Das conclusões do recurso resulta que o mesmo tem como objecto apenas saber se existe motivo legal para a emenda da partilha designadamente se ocorreu erro sobre o objecto, que tenha viciado a vontade do declarante, no momento da licitação.
Colhidos os vistos cumpre apreciar e decidir.
Dos Factos

Na primeira instância foi considerada provada a seguinte factualidade, que por não ter sido posta em causa, nem haver razões para a alterar oficiosamente, se tem por definitiva:
1) « Correm termos os autos de inventário com o n.o 692/03.9TBSTC deste juízo por óbito de António .......... em que são interessados Arnaldo ............, Maria............... e marido Ar.......... e Sid............ e mulher Rita............ - conforme autos em apenso.
2) Naqueles autos desempenhou as funções de cabeça de casal a ora Ré, Maria..............., a qual, em 21/1 0/2003, sob a Verba n° 10, relacionou o seguinte imóvel: "Prédio urbano de rés de chão ... sito em S. Francisco da Serra, freguesia de S. Francisco da Serra, concelho de Santiago do Cacém, descrito na Conservatória do Registo Predial de Santiago do Cacém sob o nº 282/151293, inscrito na matriz da mesma freguesia sob o art° 270 ... " (alínea A) da matéria assente).
3) Oportunamente, o ora A. requereu a avaliação da referida Verba n.º 10. (al.

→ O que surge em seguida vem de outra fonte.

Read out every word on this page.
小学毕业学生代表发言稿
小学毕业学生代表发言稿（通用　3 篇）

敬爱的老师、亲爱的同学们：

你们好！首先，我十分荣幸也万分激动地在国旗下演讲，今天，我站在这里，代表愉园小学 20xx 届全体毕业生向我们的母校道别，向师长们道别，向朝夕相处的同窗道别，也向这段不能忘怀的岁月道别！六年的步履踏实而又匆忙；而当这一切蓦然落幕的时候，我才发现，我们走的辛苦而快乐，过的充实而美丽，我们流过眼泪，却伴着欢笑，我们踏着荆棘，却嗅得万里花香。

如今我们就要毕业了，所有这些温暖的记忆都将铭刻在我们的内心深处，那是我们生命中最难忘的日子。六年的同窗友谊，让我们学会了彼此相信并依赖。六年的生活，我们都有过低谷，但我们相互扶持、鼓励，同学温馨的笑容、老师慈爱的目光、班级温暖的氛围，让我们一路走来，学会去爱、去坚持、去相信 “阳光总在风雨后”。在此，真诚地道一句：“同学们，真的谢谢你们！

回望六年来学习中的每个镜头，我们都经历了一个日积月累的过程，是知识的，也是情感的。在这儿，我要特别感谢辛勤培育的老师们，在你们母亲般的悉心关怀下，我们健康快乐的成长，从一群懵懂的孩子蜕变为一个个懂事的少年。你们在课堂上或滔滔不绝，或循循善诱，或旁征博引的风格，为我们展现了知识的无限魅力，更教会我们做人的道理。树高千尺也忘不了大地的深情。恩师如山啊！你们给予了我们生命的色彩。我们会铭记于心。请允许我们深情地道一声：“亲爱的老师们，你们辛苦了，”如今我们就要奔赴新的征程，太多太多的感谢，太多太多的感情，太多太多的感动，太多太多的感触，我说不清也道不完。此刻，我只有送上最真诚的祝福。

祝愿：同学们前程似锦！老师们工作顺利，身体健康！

B) da m.a.)
4) O valor atribuído à Verba n.º 10, pelo respectivo Perito, em 28/1 0/2004, foi de 47.500€. (al. C) da m.a.)
5) Na conferência de interessados, realizada em 5/05/2005, a referida Verba n° 10, foi objecto de licitação, sobre o valor-base resultante da avaliação: 47.500€. (al. D) da m.a.)
6) Coube ao ora A. oferecer o lance mais alto - 50.000,00 €. (al. E) da m.a.)
7) Consequentemente, o prédio urbano descrito sob a Verba n.º 10 foi adjudicado na partilha ao ora A., pelo referido valor de 50.000 Euros. (al. F) da m.a.)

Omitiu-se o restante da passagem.